Queen (The Blackcoat Rebellion #3)

He stopped suddenly, tugging me back when I tried to keep going. “Did you hear that?”


“Hear what?” I said. “If there’s someone at the end of the tunnel, we’ll tell them who we are, and—”

“No need, Kitty.” A woman’s voice sounded only a foot away from me, and I heard the click of a gun behind me. “I know exactly who you are.”





VI

Sacrifice

It had been months since I’d seen her face-to-face, but I would have recognized Celia Hart’s voice anywhere. Even underground in a black tunnel, with my heart pounding and adrenaline rushing through my body like I was in a race, I could picture her in my mind, clear as anything. Dark hair so unlike her daughter’s, blue eyes, the porcelain Hart skin; tall and athletic, with a strong jaw, a beauty mark below her left eye, and a look of disdain for anyone who dared to get in her way.

“Is this really necessary?” said Knox calmly.

“Yes, it is. And get your hand off your weapon,” she said. “There’s another soldier behind you, ready to pull the trigger if you so much as unholster it.”

She must have been wearing night vision goggles, I realized. No wonder she’d been able to sneak up on us without either of us figuring it out. Now that I knew she was here, I could smell her shampoo and sense the heat of her body in the cool air.

“We’re not the enemy, Celia,” said Knox. “There’s no reason for this.”

“There’s every reason for it when I’ve gone to the trouble of stabbing my fake brother in the heart and hanging him up by his neck, only to discover it wasn’t my fake brother after all.” She nudged the small of my back with her gun. “Start walking, Kitty.”

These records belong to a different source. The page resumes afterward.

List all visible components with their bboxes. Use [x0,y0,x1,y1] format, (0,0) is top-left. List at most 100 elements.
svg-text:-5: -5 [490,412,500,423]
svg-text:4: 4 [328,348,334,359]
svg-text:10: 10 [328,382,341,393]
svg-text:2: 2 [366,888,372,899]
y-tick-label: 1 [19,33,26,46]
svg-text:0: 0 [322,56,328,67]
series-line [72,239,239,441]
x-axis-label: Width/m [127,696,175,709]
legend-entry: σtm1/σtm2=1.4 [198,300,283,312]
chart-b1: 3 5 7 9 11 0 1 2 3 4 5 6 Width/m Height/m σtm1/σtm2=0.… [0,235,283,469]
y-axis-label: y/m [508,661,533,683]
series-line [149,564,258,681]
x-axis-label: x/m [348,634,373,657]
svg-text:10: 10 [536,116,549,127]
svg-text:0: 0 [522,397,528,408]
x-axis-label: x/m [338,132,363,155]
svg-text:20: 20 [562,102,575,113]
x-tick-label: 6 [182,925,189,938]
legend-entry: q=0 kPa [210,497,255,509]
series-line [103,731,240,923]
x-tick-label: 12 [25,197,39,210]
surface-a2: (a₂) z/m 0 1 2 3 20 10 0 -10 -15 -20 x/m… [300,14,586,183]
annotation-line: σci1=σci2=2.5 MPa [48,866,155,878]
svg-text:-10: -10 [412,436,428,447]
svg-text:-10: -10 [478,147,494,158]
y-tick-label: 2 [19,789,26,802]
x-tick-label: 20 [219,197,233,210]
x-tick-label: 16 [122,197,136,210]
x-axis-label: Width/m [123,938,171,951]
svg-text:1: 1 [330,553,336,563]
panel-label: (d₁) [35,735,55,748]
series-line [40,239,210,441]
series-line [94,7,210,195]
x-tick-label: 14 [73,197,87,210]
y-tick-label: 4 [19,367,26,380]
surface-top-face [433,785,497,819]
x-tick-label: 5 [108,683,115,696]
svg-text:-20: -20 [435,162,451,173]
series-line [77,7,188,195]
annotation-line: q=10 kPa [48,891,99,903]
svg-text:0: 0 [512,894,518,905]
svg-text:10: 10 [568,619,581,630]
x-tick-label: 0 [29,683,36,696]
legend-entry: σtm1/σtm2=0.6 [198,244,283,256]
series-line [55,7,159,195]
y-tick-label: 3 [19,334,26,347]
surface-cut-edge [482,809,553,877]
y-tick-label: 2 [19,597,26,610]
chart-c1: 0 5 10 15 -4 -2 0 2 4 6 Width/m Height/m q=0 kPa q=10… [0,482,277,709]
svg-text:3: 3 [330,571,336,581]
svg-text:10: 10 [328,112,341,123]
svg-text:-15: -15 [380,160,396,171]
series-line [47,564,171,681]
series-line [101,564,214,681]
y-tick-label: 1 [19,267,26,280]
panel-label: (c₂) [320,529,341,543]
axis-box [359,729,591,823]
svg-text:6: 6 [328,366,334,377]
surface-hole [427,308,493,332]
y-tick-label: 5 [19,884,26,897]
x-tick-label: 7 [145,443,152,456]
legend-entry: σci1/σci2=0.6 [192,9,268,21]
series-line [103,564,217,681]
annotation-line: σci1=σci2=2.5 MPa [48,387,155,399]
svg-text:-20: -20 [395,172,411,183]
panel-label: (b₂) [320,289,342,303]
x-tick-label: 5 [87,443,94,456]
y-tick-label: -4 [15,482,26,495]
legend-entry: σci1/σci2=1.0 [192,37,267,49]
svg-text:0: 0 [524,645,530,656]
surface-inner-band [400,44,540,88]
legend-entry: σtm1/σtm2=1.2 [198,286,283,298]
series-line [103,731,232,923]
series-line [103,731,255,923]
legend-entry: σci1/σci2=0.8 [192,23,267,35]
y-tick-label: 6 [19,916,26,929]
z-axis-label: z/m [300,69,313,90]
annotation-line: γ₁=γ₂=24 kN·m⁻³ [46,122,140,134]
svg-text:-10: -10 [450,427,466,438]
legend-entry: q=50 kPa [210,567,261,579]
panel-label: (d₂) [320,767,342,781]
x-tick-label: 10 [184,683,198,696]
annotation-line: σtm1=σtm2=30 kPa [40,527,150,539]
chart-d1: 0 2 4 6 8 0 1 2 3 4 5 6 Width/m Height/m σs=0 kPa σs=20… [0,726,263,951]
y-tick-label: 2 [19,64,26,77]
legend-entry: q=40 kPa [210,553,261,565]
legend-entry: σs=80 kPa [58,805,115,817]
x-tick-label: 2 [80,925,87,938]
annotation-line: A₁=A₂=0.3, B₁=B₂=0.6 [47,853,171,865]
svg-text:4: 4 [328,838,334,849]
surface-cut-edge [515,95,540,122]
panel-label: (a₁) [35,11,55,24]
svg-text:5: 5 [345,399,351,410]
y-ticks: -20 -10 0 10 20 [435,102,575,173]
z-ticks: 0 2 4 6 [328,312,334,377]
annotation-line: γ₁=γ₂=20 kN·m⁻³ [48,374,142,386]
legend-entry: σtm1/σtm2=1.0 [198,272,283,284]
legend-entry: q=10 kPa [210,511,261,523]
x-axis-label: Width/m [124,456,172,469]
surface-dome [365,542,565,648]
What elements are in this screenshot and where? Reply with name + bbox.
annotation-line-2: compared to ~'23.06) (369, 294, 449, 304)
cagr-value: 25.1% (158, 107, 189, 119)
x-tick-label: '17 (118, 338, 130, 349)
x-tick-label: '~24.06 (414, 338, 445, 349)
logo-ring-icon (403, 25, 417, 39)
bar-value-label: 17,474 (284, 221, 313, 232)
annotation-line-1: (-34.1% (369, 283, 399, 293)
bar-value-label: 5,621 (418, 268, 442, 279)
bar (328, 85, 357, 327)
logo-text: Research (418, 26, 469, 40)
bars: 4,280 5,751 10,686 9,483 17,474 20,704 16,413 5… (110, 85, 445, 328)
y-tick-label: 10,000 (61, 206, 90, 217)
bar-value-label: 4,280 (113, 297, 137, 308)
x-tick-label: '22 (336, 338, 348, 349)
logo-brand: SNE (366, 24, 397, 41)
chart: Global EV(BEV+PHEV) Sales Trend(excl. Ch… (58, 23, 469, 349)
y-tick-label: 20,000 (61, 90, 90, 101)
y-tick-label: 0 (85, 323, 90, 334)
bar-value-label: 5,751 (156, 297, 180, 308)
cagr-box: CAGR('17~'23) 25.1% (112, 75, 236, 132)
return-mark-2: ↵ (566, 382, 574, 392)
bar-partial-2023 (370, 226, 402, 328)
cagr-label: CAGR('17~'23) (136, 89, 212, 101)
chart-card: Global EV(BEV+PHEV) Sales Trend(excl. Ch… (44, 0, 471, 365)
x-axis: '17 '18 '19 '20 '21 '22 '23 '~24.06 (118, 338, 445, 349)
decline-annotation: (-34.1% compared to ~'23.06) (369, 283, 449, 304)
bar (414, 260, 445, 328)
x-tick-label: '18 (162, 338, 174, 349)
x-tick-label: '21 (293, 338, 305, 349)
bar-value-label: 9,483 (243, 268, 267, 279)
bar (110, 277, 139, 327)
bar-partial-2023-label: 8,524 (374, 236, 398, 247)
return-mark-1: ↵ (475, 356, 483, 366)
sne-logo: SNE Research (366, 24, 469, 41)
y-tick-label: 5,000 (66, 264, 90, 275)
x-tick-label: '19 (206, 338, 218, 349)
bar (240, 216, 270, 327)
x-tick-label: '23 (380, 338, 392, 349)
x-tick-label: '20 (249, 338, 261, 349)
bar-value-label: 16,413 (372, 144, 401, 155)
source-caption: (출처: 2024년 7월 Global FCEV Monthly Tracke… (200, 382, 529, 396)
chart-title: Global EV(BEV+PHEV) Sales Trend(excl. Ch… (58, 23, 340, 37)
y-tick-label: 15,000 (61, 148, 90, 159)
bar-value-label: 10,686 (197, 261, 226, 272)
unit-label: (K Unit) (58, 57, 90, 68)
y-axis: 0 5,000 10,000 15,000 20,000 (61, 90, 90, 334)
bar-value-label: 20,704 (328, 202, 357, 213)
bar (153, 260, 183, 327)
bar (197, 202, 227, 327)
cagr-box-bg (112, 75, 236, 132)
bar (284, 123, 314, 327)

I stumbled forward in the darkness, not letting go of Knox’s hand. “You think we’re Masked?”

“If you really are who you say you are, you didn’t tell me you were coming,” she said. “You gave no indication you had any desire to visit D.C. And considering we have a strong family tradition of forcing other people to look like us for money, rank, or so-called patriotism, yes, I think it’s a strong possibility that the impostor would have gone to this sort of trouble.”

There were a thousand things I could have said to prove to her I was who I claimed to be—we’d had enough private conversations that it wouldn’t have been hard to pull up some small scrap of memory only the two of us would have. But Knox would have been able to do the same, and yet he didn’t. So for now, I stayed silent.

“How do we know you’re really who you claim to be?” said Knox. “The Celia I know would never point a gun at my head.”

“I’m not pointing my gun at you. I’m pointing my gun at Kitty,” she said. “Goulding is pointing his gun at you.”

“Ah. Morning, Goulding,” said Knox. “Or afternoon now, I suppose. It’s been a while. How’s Jessica?”

“Good,” grunted a low voice behind us. “Due any day now.”

“And you’re still making the poor man work, Celia?” There was an easygoing quality to his tone, the sort that was supposed to relax everyone. I’d heard it before, when he’d been trying to calm me down or get on my good side, and I’d thought I was immune to it by now. But even with Celia digging the barrel of her gun into my jacket, I couldn’t help but breathe a little easier. Whatever this was about, we would get it sorted out soon enough.

The tunnel was long—nearly a mile, if I had estimated correctly, but in the darkness, it felt three times that. Finally, Celia warned me about the upcoming staircase, and I took the steps two at a time, eager to get my vision back.

As Knox had predicted, a pair of guards stood waiting at the secret entrance—or not so secret anymore, I supposed—to Somerset. I only saw them when one pushed open the door, and light flooded the tunnel at last. Even though itwas barely brighter than candlelight, I squinted.

“Kitty, Goulding will take you to Knox’s old room,” said Celia, and I frowned.

“Don’t you want to make sure it’s me first?”

“I can tell it’s you,” she said. “You’re not nearly as mysterious as you think. Knox, you’re coming with me.”

“I would rather not be separated from Kitty, if you don’t mind,” he said. “It’s been a rough night and day for both of us.”

“Too bad. Once I debrief you, you’ll have plenty of opportunity to relax,” she said. “I assume that’s why you came, after all. To discuss the ground my team gained last night.”

“We’re all part of the same team,” he grumbled, then glanced at me. “All right with this?”

“I don’t need a babysitter, Knox,” I said testily. Besides, that would give me plenty of time to retrieve the file while Celia was distracted. It wasn’t exactly what we’d planned, but it wasn’t the first time we’d had to wing it, either.